1920s Straw Hat Styles

The boater straw hat was a popular style during the 1920s
The boater straw hat was a popular style during the 1920s (Image: Hemera Technologies/PhotoObjects.net/Getty Images)

Straw hats were fashionable in predominately two styles during the 1920s. The boater hat, a shallow, narrow-brimmed straw hat was popular on both men and women and could be worn during boating and other outdoor excursions. The wide brim hat was also very popular for women during the 1920s, especially as the brim was dramatically extended to make it more fashionable.


Straw hats come in various styles and shapes with a round brim comprising plant fibers including dried straw or reeds. During the 1920s, straw hats were worn for protection against the sun and heatstroke during the summer months, in addition to being fashionable. Straw hats have been worn since the ancient Greeks. Because of their economy, stylishness and utility, they were worn during the 1920s by both males and females of different classes. Embellishing straw hats with ribbons, feathers and hatbands was common practice during the 1920s.


The boater hat was introduced to America in the 1880s by Italian immigrants. They are referred to as boaters because they were commonly worn by gondoliers in Venice. The boater also became a popular hat to wear during boating excursions throughout the late 19th and early 20th centuries. This style of hat has is shallow and sits on top of the head with a narrow brim. The boater hat was worn by performers in Vaudeville, yachting enthusiasts and Gene Kelly and Fred Astaire throughout the early portion of the 20th century.

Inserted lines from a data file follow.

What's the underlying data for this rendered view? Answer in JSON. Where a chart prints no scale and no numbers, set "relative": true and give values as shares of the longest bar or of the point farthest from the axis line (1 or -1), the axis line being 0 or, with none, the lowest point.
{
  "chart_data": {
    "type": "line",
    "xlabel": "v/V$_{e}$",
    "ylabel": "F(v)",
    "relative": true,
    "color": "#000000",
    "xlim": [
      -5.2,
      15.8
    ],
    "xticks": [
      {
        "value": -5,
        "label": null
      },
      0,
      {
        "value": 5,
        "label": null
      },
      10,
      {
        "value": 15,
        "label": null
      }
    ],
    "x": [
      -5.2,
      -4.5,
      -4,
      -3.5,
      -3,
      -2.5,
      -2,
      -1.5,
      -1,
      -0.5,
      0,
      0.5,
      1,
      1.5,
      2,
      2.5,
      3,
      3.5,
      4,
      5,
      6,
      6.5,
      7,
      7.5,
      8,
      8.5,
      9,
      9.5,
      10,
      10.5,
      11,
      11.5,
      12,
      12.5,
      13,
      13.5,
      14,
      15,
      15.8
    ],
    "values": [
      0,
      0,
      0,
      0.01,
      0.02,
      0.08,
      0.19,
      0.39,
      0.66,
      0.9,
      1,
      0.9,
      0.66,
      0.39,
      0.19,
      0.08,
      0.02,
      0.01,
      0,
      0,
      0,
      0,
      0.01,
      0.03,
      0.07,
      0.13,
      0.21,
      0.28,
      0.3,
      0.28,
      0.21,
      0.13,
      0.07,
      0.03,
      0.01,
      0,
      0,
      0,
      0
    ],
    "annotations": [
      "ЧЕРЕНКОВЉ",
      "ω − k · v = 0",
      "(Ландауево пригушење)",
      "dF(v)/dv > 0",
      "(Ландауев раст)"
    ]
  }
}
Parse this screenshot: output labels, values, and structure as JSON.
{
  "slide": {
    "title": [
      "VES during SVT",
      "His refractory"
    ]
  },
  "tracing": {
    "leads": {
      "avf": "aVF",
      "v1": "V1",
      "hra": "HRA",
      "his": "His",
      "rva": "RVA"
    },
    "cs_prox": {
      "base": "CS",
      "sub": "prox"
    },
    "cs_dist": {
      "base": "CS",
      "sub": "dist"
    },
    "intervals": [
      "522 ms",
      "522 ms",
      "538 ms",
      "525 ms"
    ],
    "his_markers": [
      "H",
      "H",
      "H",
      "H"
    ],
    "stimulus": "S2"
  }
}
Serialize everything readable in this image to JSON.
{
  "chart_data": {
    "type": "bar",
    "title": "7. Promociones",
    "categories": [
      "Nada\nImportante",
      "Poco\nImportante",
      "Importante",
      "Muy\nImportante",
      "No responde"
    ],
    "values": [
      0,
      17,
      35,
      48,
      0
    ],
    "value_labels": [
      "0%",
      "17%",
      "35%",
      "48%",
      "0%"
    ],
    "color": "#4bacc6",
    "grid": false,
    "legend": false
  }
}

The boater hat got its name from the gondoliers in Venice.
The boater hat got its name from the gondoliers in Venice. (Image: Jupiterimages/Photos.com/Getty Images)

Wide Brim Hats

Wide brim straw hats were commonly worn as a modest head covering during the summer months. These hats both protected the face and head from the sun and provided a functional option for hat wearing. During the 1920s, the trend of wide brim hats was made more stylish when the size of the brim became even more exaggerated and women began folding up one side of the hat's brim in a jaunty manner. These hats were fashionable the era's "Gibson Girl," a drawing of the feminine ideal held commonly throughout the late 18th and early 19th centuries.


Straw hats of the 1920s were commonly embellished around the brim to make them more formal. Men often wore simple boater hats that had a wide silk hat band of various colors around it. Women tended to dress up the boater hat with a wider variety of embellishments including thick, patterned and colorful hat bands, ribbons, feathers and silk and fresh flowers.